On the other hand, Abrams' Star Trek has distinctly less spectacle than Lucas's prequel trilogy, but it's much better at handling its leads then the prequels are, which makes it a much more entertaining watch. I've seen it described as the Star Wars film the prequels weren't and I think there's a fair bit of a truth to that.
nuKirk's bad-boy-who's-a-rapidly-rising-star thing makes him a better Anakin than the Anakin we got, for one.
Well that's damning with faint praise!

And not a parallel I'd ever have thought of.
I think (hope!) Kirk is on a trajectory that is far less dramatic than Anakin needed. Kirk is just your usual sort of smartass punk. Not odious or doomed to be evil or any of that.

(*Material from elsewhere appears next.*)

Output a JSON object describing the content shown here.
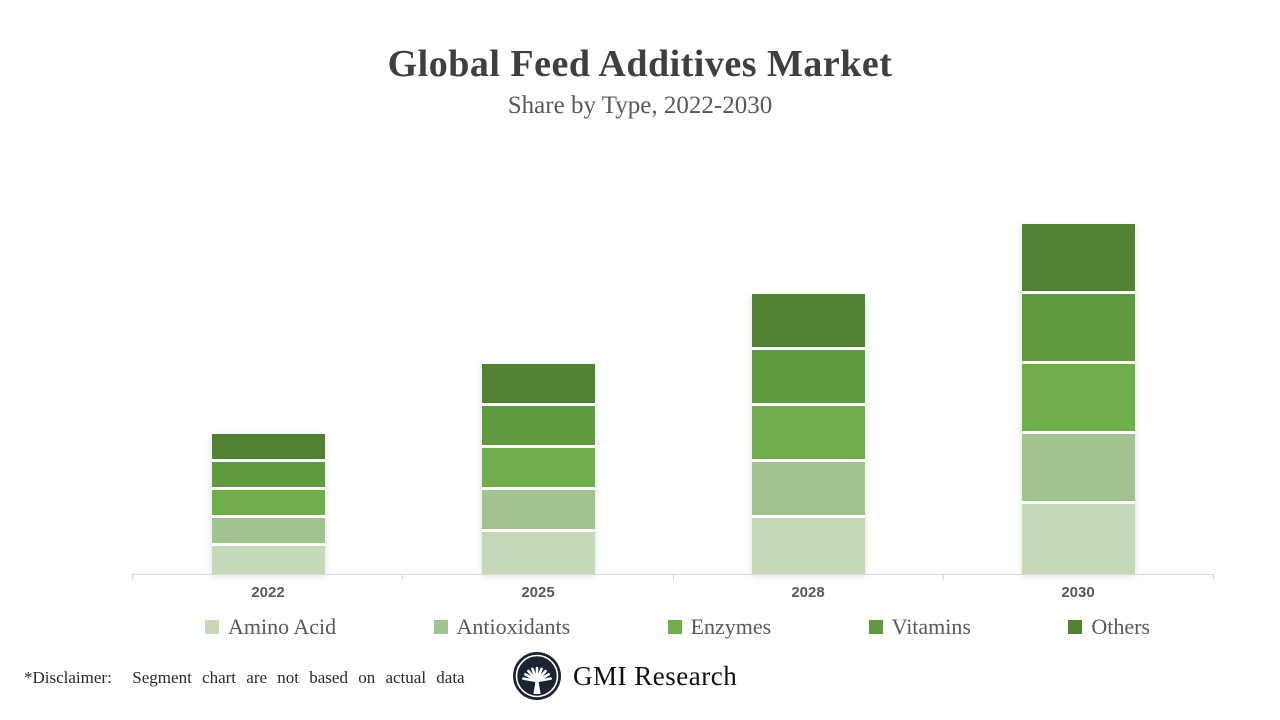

A bit of maturity (provided by the next movie kicking him around some and making him wise up about his limitations) is all he needs.
The original Kirk was a wonderfully complicated guy, with a great deal of seriousness, sincerity and heart, along with a lot of glibness, devil-may-care-ness and even rebelliousness. He was a walking bundle of contradictions that nevertheless added up to a very believable character. Reconstructing a character of that depth is a good use for three movies and I'm rooting for them to pull it off.
Anakin is a completely different sort of fish, and as tough as Kirk might be to construct convincingly, Anakin is a character type that is rarely even attempted - a sympathetic and heroic character who the audience believes in and follows along his journey, who becomes horrifically evil, and we buy it every step of the way.
The solution is not to make him unheroic to begin with, which seemed to be the "strategy" of the PT. If he's no hero, why do we care about his story at all? The Clone Wars is using the greater amount of screen time to tell a better story - start the guy off as a hero with intelligence and many likable qualities and then just start throwing the kitchen sink at him.
His society is fucked up and corrupt, the war is going badly, the clones are being treated unjustly, he can't be with the woman he loves because of stupid Jedi rules, he's constantly worried about his padawan's safety and is told that he's wrong to feel that way, and he's on a mystical journey that shows him he has greater powers (and responsibilities) than everyone else, and possibly is above all the dark and light side Force users.
And if Anakin is the only person who is right and everyone else is, maybe not wrong, but just not in possession of the whole truth, why not solve all his problems with one sweep of the hand? Isn't that his job, after all?
If they keep going the way they're going, they'll construct a perfectly plausible scenario under which anyone would snap. Anakin can become evil without ever losing the audience's sympathy.